Everyone Wants to Build an Azure Practice. Few Know How.
From conversations at the BitTitan booth, messaging on the expo hall floor, and top-line announcements from Microsoft, it’s clear the service provider landscape has their sights set on deploying and managing Azure.
Little matters more to the Redmond giant than driving Azure consumption. That’s no industry secret. Yet as we see Office 365 adoption and service strategies continue to mature, customers with a taste of the cloud are beginning to ask for more. Designing, deploying, and managing Azure is the next big opportunity for service providers, but few have completed more than a handful of these implementations to-date. Those that have are early members of Microsoft’s new Azure Expert Managed Service Provider program, announced just prior to the start of Inspire this year. But the majority still lack the experience to put these capabilities on their résumé.
Another point to support this conclusion was attendance at Geeman Yip’s Monday breakout session: “Building a Scalable and Repeatable Azure Services Business.” With over 200 attendees, it was easily the most well-attended session of its kind at the show.
Geeman spoke about Gartner’s “Hype Cycle,” another way of measuring market maturity, and compared it to the early days of Office 365. Service providers who invested in the right people, processes, and technologies were the most successful at growing their businesses. Those that lagged behind still saw revenue, but nowhere does the phrase “early bird gets the worm” ring truer than in technology.
Geeman argued the customer’s needs are changing, too. They seek a faster ROI. They will adopt hundreds of SaaS solutions over the next few years. And the decision makers for these purchases are heads of departments where that solution will be used instead of the IT department.

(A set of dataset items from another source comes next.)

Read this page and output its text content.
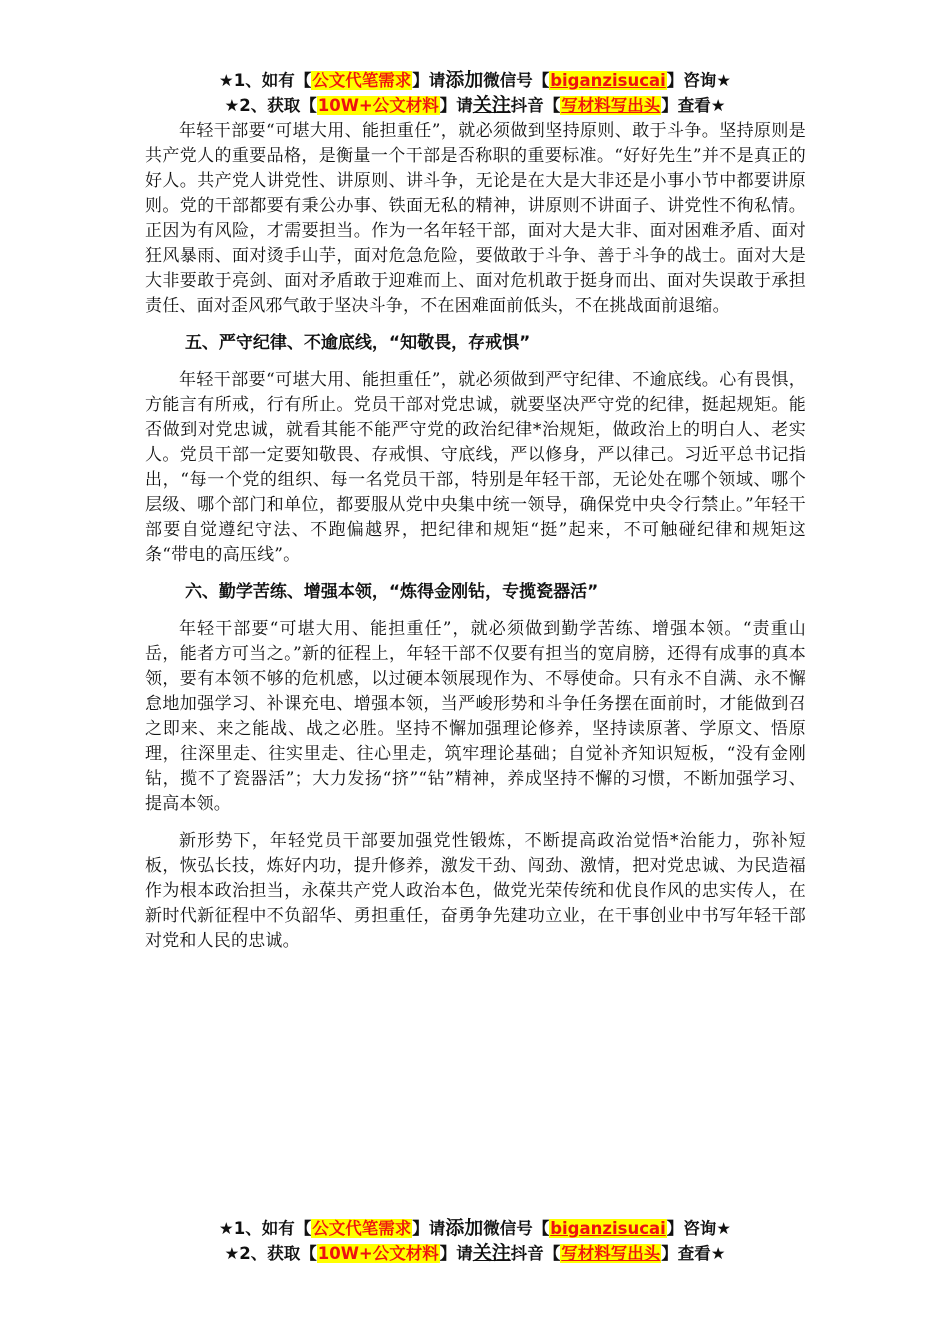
★1、如有【公文代笔需求】请添加微信号【biganzisucai】咨询★
★2、获取【10W+公文材料】请关注抖音【写材料写出头】查看★

年轻干部要“可堪大用、能担重任”，就必须做到坚持原则、敢于斗争。坚持原则是共产党人的重要品格，是衡量一个干部是否称职的重要标准。“好好先生”并不是真正的好人。共产党人讲党性、讲原则、讲斗争，无论是在大是大非还是小事小节中都要讲原则。党的干部都要有秉公办事、铁面无私的精神，讲原则不讲面子、讲党性不徇私情。正因为有风险，才需要担当。作为一名年轻干部，面对大是大非、面对困难矛盾、面对狂风暴雨、面对烫手山芋，面对危急危险，要做敢于斗争、善于斗争的战士。面对大是大非要敢于亮剑、面对矛盾敢于迎难而上、面对危机敢于挺身而出、面对失误敢于承担责任、面对歪风邪气敢于坚决斗争，不在困难面前低头，不在挑战面前退缩。

五、严守纪律、不逾底线，“知敬畏，存戒惧”

年轻干部要“可堪大用、能担重任”，就必须做到严守纪律、不逾底线。心有畏惧，方能言有所戒，行有所止。党员干部对党忠诚，就要坚决严守党的纪律，挺起规矩。能否做到对党忠诚，就看其能不能严守党的政治纪律*治规矩，做政治上的明白人、老实人。党员干部一定要知敬畏、存戒惧、守底线，严以修身，严以律己。习近平总书记指出，“每一个党的组织、每一名党员干部，特别是年轻干部，无论处在哪个领域、哪个层级、哪个部门和单位，都要服从党中央集中统一领导，确保党中央令行禁止。”年轻干部要自觉遵纪守法、不跑偏越界，把纪律和规矩“挺”起来，不可触碰纪律和规矩这条“带电的高压线”。

六、勤学苦练、增强本领，“炼得金刚钻，专揽瓷器活”

年轻干部要“可堪大用、能担重任”，就必须做到勤学苦练、增强本领。“责重山岳，能者方可当之。”新的征程上，年轻干部不仅要有担当的宽肩膀，还得有成事的真本领，要有本领不够的危机感，以过硬本领展现作为、不辱使命。只有永不自满、永不懈怠地加强学习、补课充电、增强本领，当严峻形势和斗争任务摆在面前时，才能做到召之即来、来之能战、战之必胜。坚持不懈加强理论修养，坚持读原著、学原文、悟原理，往深里走、往实里走、往心里走，筑牢理论基础；自觉补齐知识短板，“没有金刚钻，揽不了瓷器活”；大力发扬“挤”“钻”精神，养成坚持不懈的习惯，不断加强学习、提高本领。

新形势下，年轻党员干部要加强党性锻炼，不断提高政治觉悟*治能力，弥补短板，恢弘长技，炼好内功，提升修养，激发干劲、闯劲、激情，把对党忠诚、为民造福作为根本政治担当，永葆共产党人政治本色，做党光荣传统和优良作风的忠实传人，在新时代新征程中不负韶华、勇担重任，奋勇争先建功立业，在干事创业中书写年轻干部对党和人民的忠诚。

★1、如有【公文代笔需求】请添加微信号【biganzisucai】咨询★
★2、获取【10W+公文材料】请关注抖音【写材料写出头】查看★
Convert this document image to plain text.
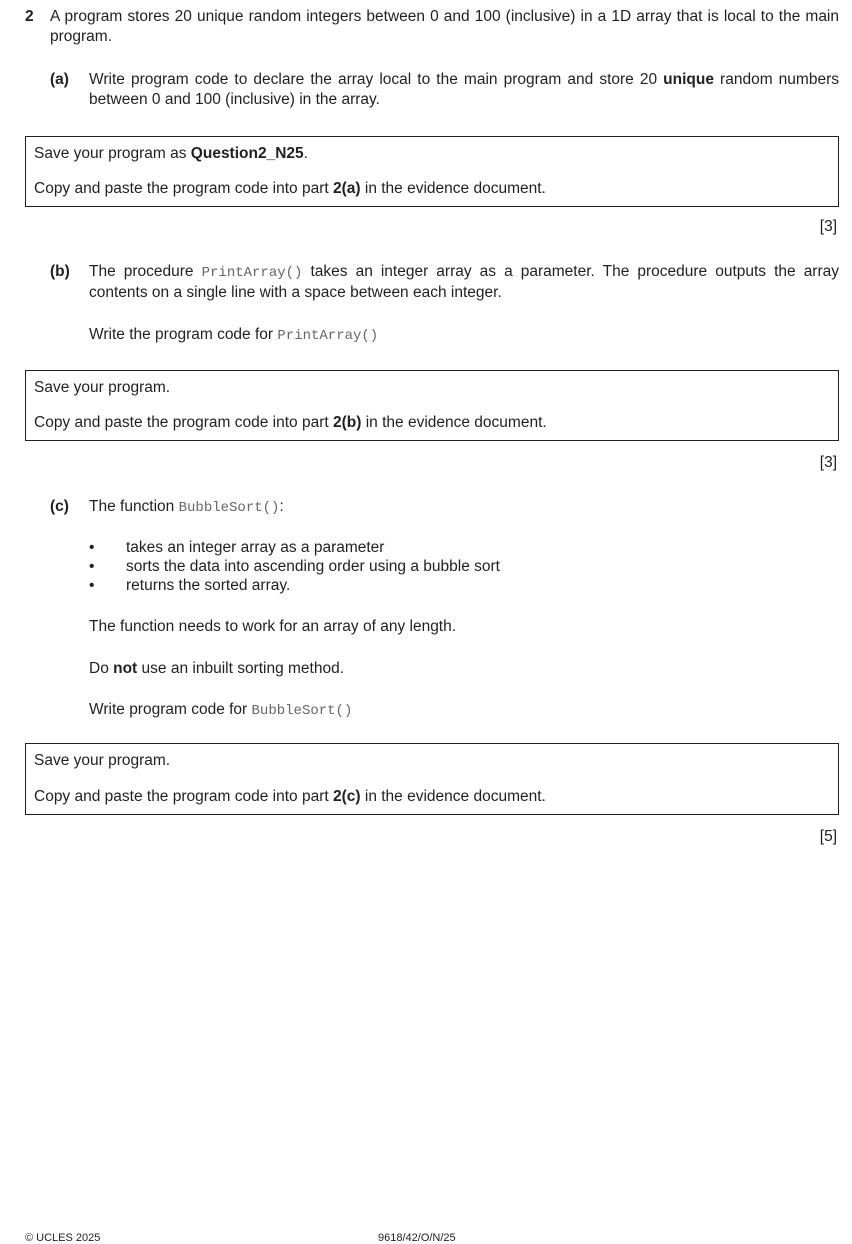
2 A program stores 20 unique random integers between 0 and 100 (inclusive) in a 1D array that is local to the main program.
(a) Write program code to declare the array local to the main program and store 20 unique random numbers between 0 and 100 (inclusive) in the array.
Save your program as Question2_N25.
Copy and paste the program code into part 2(a) in the evidence document.
[3]
(b) The procedure PrintArray() takes an integer array as a parameter. The procedure outputs the array contents on a single line with a space between each integer.
Write the program code for PrintArray()
Save your program.
Copy and paste the program code into part 2(b) in the evidence document.
[3]
(c) The function BubbleSort():
• takes an integer array as a parameter
• sorts the data into ascending order using a bubble sort
• returns the sorted array.
The function needs to work for an array of any length.
Do not use an inbuilt sorting method.
Write program code for BubbleSort()
Save your program.
Copy and paste the program code into part 2(c) in the evidence document.
[5]
© UCLES 2025	9618/42/O/N/25
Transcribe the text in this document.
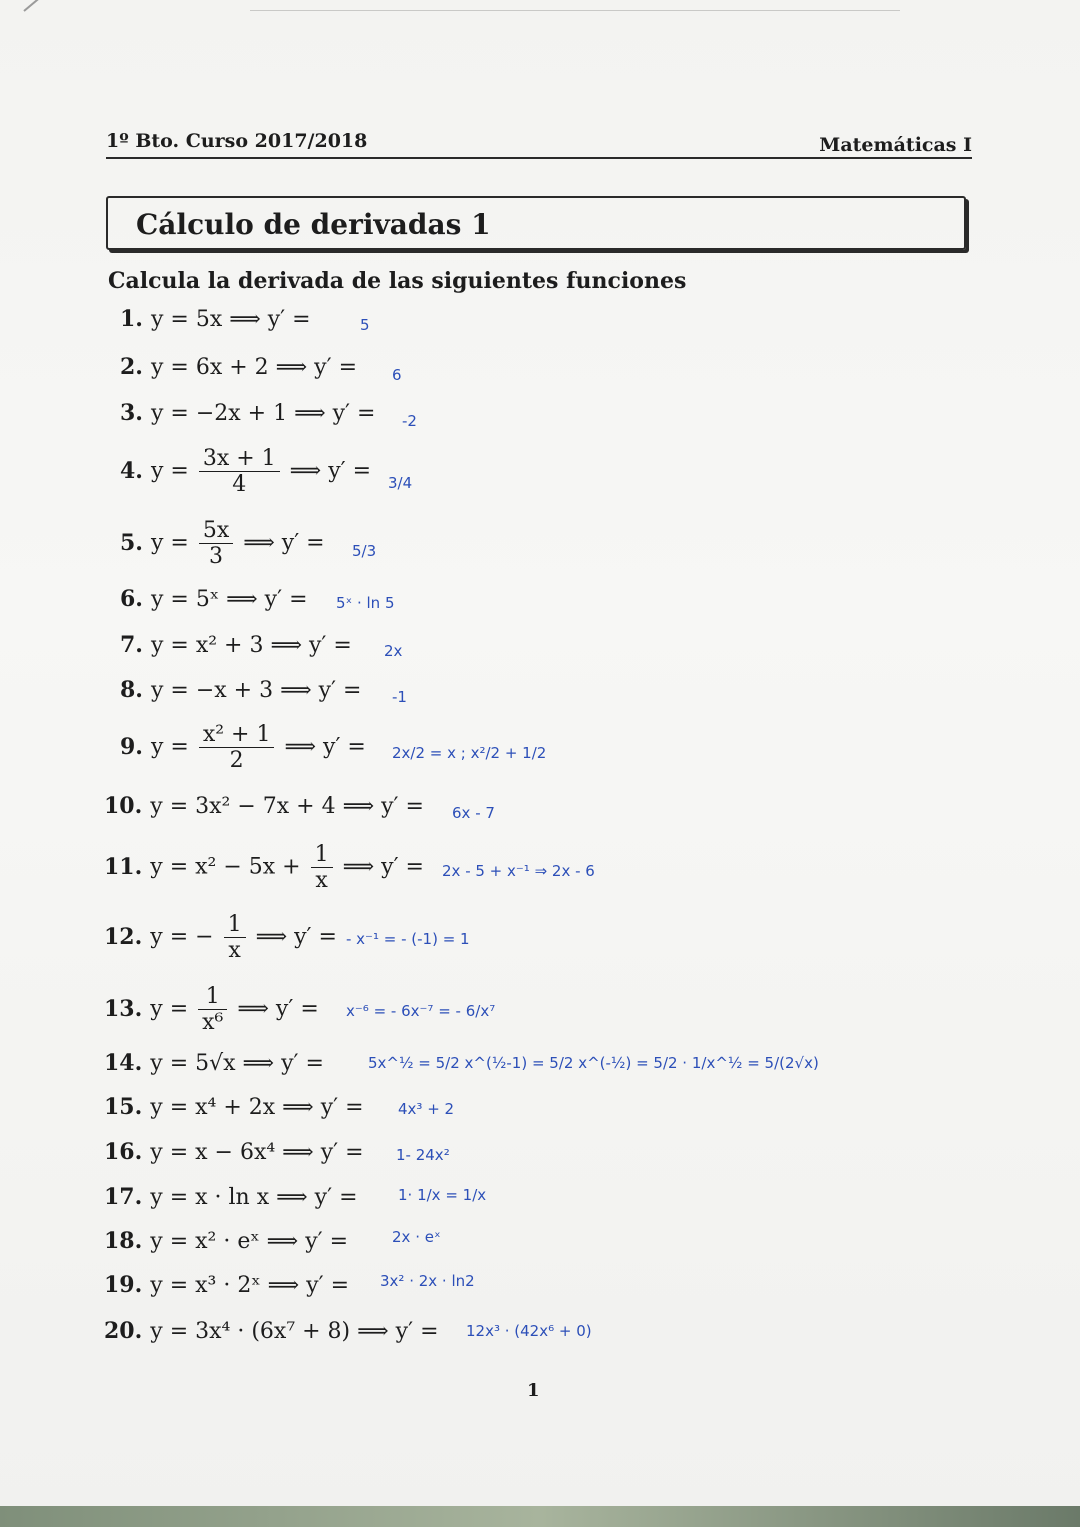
1º Bto. Curso 2017/2018	Matemáticas I
Cálculo de derivadas 1
Calcula la derivada de las siguientes funciones
1. y = 5x ⟹ y′ =
2. y = 6x + 2 ⟹ y′ =
3. y = −2x + 1 ⟹ y′ =
4. $y = \frac{3x + 1}{4}$ ⟹ y′ =
5. $y = \frac{5x}{3}$ ⟹ y′ =
6. y = 5ˣ ⟹ y′ =
7. y = x² + 3 ⟹ y′ =
8. y = −x + 3 ⟹ y′ =
9. $y = \frac{\text{x² + 1}}{2}$ ⟹ y′ =
10. y = 3x² − 7x + 4 ⟹ y′ =
11. $y = x^2 - 5x + \frac{1}{x}$ ⟹ y′ =
12. y = − $\frac{1}{x}$ ⟹ y′ =
13. $y = \frac{1}{\text{x⁶}}$ ⟹ y′ =
14. y = 5√x ⟹ y′ =
15. y = x⁴ + 2x ⟹ y′ =
16. y = x − 6x⁴ ⟹ y′ =
17. y = x · ln x ⟹ y′ =
18. y = x² · eˣ ⟹ y′ =
19. y = x³ · 2ˣ ⟹ y′ =
20. y = 3x⁴ · (6x⁷ + 8) ⟹ y′ =
5
6
-2
3/4
5/3
5ˣ · ln 5
2x
-1
2x/2 = x ; x²/2 + 1/2
6x - 7
2x - 5 + x⁻¹ ⇒ 2x - 6
- x⁻¹ = - (-1) = 1
x⁻⁶ = - 6x⁻⁷ = - 6/x⁷
5x^½ = 5/2 x^(½-1) = 5/2 x^(-½) = 5/2 · 1/x^½ = 5/(2√x)
4x³ + 2
1- 24x²
1· 1/x = 1/x
2x · eˣ
3x² · 2x · ln2
12x³ · (42x⁶ + 0)
1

With change comes challenges: integrations between tools, governance of those applications and data, training, and even vendor management are or will become hurdles for a service provider’s customer. It’s going to be their job to help clear them.
Migrations Are Still In
Even with eyes turning towards Azure, the global demand for migration projects and the tools that help streamline the transition is still high. It’s clear from conversations at this event and inclusion in reports like the upcoming Cloud Practice Development Playbooks that MigrationWiz remains the top solution for a multitude of workloads. In this day and age, people need to move more than just mailboxes and they can’t be burdened with professional on-site services or downloads. Migrations need to be launched and managed from anywhere, anytime, with no on-premises footprint.